= Hamilton Square Baptist Church protests =

1993 LGBTQ protest in San Francisco, California

The Hamilton Square Baptist Church protests in San Francisco, California, was a protest that occurred on September 19, 1993.

The protests occurred in response to the church's invitation of Louis P. Sheldon, an anti-gay activist and chairman of the Traditional Values Coalition. The protests resulted in discussion in California regarding protests which are intended to disturb religious activity.

Testimony from a church member, cited in the California discussion claims protesters began gathering around the church property around 5:00 PM.

Protesters occupied the church grounds, shouted obscenities, and threw rocks at worshippers who wanted to enter the church. They damaged walls and fixtures, plastered obscene posters on walls and windows, and tore down a Christian flag inside the building, replacing it with the rainbow-colored "Queer Nation" flag of the gay rights activists. When they saw children standing in the lobby, the homosexual activists began shouting, "We want your children!"

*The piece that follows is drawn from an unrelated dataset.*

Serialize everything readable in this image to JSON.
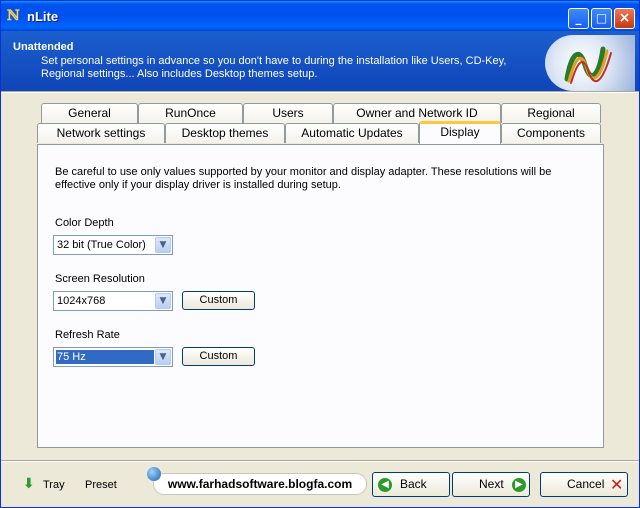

Reports conflict on whether any protesters were arrested: a line in the discussion of the incident in the California legislature suggests no arrests were made, while a comment from the San Francisco Chronicle suggests three arrests were made: two for battery, and one for inciting a riot, disturbing the peace, trespassing, battery, and resisting arrest. This last article may refer to a separate event.

According to Pastor David Innes, Senior Pastor of Hamilton Square Baptist church, the protesters denied people entrance to the church and in some cases did it by physical contact.